Artık malzeme mühendisliğinin az çok ne olduğunu bağlantılarını, psikolojisini anladık. Ama malzeme mühendisi olacaksak, malzemeyi kendi yerimize koymamız gerekir; bir nevi empati yani. Başlıktan da anlaşılacağı üzere ben malzeme bilimine verimlilik sanatı derim. Çünkü her zaman bir şeyi eser miktarda kullanmak isteyerek daha iyi hale getirir. Örnek verecek olursak; Ostwald Olgunlaşması. bir sistemdeki küçük taneciklerin zamanla çözünerek büyük taneciklere madde aktarması olayıdır. Yani malzeme o kadar tutumlu davranmak istiyor ki sırf daha az enerji kullanmak için bu sistemi geliştiriyor. Bu sayede daha kararlı ve düşük enerjili bir hale gelebiliyor. Biz mühendislerden de istenen şey bu değil midir zaten?
Kısacası, malzeme bilimi bize “az ile çok iş yapmayı” ve doğayla uyumlu tasarım yapmayı öğretir. İşte bu yüzden ben ona verimlilik sanatı diyorum.

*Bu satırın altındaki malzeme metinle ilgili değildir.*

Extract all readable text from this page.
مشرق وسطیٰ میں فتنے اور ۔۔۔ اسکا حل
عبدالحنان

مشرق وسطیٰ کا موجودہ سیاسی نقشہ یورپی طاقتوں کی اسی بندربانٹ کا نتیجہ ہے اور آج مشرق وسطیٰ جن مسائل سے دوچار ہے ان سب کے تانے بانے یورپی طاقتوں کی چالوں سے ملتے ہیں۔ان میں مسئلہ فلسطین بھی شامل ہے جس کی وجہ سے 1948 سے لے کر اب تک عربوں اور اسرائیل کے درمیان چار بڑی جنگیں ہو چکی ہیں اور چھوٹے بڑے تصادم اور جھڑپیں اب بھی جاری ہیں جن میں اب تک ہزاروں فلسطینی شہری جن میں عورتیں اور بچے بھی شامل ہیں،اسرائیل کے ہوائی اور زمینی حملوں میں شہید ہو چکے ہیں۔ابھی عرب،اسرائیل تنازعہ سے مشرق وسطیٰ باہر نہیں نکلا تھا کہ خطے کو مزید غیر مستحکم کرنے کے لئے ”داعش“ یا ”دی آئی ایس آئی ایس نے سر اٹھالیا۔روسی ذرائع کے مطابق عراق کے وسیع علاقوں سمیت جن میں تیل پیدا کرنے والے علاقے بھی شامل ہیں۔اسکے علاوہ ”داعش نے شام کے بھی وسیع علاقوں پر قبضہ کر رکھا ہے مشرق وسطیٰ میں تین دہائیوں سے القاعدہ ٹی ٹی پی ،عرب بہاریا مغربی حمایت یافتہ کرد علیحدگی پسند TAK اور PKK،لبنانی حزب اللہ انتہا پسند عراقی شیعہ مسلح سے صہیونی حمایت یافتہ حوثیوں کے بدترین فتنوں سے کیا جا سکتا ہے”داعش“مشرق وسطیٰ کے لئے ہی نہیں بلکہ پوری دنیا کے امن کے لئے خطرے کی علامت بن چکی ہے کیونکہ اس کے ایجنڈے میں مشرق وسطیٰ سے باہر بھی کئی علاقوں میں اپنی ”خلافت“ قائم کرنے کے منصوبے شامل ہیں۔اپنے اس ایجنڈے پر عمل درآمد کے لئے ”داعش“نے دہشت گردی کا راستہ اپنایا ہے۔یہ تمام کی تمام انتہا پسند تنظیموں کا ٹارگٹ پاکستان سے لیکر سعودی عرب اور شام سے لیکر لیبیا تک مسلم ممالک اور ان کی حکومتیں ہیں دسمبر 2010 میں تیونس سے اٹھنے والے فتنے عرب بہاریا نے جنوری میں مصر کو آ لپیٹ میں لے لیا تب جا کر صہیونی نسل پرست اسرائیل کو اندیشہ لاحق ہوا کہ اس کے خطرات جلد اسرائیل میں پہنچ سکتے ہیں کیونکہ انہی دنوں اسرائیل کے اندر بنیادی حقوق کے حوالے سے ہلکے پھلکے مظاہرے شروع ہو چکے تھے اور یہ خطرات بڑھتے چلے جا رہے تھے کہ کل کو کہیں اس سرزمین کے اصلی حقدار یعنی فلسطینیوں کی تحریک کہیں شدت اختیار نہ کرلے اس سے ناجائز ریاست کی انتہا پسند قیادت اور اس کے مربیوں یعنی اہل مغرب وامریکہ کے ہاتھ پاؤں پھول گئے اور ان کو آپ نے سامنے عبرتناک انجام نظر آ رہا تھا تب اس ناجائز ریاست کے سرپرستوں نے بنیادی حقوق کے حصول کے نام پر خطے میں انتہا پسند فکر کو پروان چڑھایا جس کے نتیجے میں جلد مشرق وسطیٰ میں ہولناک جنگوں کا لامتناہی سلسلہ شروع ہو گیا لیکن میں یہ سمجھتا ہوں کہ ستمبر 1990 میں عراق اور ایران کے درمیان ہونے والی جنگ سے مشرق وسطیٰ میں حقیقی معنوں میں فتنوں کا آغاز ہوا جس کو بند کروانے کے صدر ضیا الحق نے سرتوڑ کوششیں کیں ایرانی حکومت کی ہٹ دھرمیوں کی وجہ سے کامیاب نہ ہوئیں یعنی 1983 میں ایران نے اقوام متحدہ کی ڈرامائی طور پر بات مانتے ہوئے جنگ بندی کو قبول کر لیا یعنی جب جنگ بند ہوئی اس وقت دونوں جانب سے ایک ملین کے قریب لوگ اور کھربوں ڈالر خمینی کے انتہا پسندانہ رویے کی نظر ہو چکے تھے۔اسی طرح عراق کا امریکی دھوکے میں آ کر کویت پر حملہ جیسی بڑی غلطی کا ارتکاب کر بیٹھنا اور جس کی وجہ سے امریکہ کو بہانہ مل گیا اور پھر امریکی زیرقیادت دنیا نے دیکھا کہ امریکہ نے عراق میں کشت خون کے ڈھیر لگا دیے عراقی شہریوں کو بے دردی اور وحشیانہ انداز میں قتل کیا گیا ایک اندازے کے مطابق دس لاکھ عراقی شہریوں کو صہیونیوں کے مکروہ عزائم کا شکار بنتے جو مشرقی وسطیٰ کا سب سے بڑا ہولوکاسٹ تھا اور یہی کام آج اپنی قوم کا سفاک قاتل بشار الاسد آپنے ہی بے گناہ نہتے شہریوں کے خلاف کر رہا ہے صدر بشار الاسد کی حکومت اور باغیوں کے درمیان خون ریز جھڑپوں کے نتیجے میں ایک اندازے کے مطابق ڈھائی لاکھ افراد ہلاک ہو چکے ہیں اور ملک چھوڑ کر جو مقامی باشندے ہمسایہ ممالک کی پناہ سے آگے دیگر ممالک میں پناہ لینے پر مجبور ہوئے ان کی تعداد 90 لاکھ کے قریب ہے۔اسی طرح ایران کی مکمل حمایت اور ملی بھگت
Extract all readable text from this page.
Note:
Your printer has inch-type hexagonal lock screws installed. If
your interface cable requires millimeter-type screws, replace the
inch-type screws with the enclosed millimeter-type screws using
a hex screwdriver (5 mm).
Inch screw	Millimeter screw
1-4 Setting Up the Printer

Yalçın Anıl 07 Ekim 2025 - 16:53:30
Sayın Talha Baş, Malzeme mühendisliğini tam öğreneceğim sırada, yazınızı aniden bitirdiniz. İkinci çalışmanız için de teşekkür ederiz. İlk yazınızda "ahşap kaplamalardan " söz açmadığınızı belirtmiştim "Haklısınız"yanıtını almıştım. Bu yazı içinde geçen "ağaçlarda dentritik büyüme" ilgimi çekti. Ben orman fakültesini bitireli tam 63 yıl oldu; hiç duymadım. Yeni bir büyüme biçimi olabilir belki. Belki de ağaç görünümünde bir büyüme, örneğin; bir akarsu yan derelerden sağdan ve soldan beslenerek büyür, yukardan bakınca da ağaçsı bir biçim gösterebilir. Malzeme sıvılaşmasında böyle birşey mi oluyor acaba diye meraklanıyorum. Şimdiden teşekkürler...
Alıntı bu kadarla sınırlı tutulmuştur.